The Sad Story of the Red Rose Killer

May 9, 1927 
 
executiondelayedConvicted murderer Earl J. Clark was granted a stay of execution today as his appeal twisted its way through the State Supreme Court.  There was a time when Clark’s chances to avoid the gallows seemed promising; however, following an escape from prison, things were looking grim.

It all began in April of 1925 when Clark, a handsome, half-Cherokee bootlegger, stabbed Charles Silva, a Filipino sailor, in a dispute over a girl.  The girl in question was 17-year-old Mamie Stephens, herself a fugitive from justice since her escape from a girls’ reformatory the previous October.  Though accounts varied, when the three met at Clark’s home, Stephens apparently wore a red rose in her hair as a sign to Silva that she would leave Clark for him.   Tempers flared, and Clark refused to let Stephens leave the house.  When Silva stepped in to help her, a fight broke out, during which Clark stabbed Silva in the gut.  Silva apparently did not realize the severity of his wounds, and died later that night en route to his ship.  The papers dubbed the case "the Red Rose Murder" and Stephens "the Red Rose Girl."

earljclarkIn July of 1925, Clark was sentenced to hang, but his attorneys immediately initiated an appeal to save his life.  The appeal before the State Supreme Court was repeatedly delayed while Clark languished in the Los Angeles County Jail.  On March 16, 1926, just days before his appeal was scheduled to come before the court, Clark and five others escaped from jail.  While the five were quickly captured, Clark managed to go into hiding for over nine months.  He was finally found in Minot, North Dakota, the proprietor of a paint store across the street from the local police station and husband to the daughter of one of Minot’s leading citizens.

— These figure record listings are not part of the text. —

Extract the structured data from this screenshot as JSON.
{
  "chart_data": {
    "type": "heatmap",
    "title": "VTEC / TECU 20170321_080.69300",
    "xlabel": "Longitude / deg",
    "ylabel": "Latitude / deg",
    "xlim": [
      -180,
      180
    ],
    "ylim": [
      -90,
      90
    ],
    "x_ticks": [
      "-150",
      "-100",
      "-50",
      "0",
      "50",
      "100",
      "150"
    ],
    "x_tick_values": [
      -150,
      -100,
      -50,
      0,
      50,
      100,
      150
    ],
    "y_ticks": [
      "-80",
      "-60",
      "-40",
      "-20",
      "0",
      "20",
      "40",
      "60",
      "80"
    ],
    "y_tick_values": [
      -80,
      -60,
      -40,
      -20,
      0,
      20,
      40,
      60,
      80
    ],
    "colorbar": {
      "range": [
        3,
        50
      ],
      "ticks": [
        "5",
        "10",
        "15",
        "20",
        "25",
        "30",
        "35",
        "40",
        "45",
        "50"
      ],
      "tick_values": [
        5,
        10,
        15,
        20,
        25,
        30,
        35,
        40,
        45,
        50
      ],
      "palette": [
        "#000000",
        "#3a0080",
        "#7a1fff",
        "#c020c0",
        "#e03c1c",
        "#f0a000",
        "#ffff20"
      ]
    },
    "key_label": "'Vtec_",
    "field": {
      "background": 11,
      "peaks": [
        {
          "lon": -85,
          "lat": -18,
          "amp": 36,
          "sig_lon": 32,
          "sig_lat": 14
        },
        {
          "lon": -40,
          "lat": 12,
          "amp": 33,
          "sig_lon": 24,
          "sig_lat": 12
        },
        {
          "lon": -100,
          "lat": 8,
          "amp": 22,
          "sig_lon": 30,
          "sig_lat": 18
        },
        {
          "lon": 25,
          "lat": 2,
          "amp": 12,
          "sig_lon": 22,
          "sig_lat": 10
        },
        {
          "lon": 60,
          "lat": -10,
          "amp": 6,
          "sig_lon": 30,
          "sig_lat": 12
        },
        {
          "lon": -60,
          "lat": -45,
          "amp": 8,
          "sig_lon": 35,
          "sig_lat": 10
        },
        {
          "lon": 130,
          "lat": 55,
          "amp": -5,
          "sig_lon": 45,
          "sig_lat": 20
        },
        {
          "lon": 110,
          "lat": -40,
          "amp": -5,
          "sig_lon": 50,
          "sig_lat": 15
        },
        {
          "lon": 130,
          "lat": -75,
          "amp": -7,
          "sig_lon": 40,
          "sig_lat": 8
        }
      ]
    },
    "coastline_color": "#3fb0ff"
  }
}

Following his extradition to California, Clark was resentenced to death; however, his attorneys had the appeals process reinstated.  However, it was all for naught.  Clark’s appeal failed, and his hanging was set to be carried out September 23, 1927.

Helen Scofield Clark, Clark’s 19-year-old wife, wept openly upon hearing Clark’s fate, saying, "I’ll never believe he is guilty."  However, she was not present for the judgment, having been forbidden by her parents to travel to California for the trial.

Clark was set to be hung alongside Joseph Sandoval, a Ventura man who had murdered his wife in a drunken stupor, but Sandoval’s sentence was commuted by Governor Young the night before the execution.  Clark received no such clemency.  On the gallows at San Quentin, he cursed the crowd of about 100 spectators who had gathered to watch the hanging, and as the black hood was placed over his head, whispered to his executioners, "Make it snappy."

Los Angeles police officers took up a collection for Clark’s widow so she could have the body shipped to Minot for burial.  She accepted the money, but not Clark’s remains.  No one else claimed them either, and he was subsequently buried in the prison cemetery.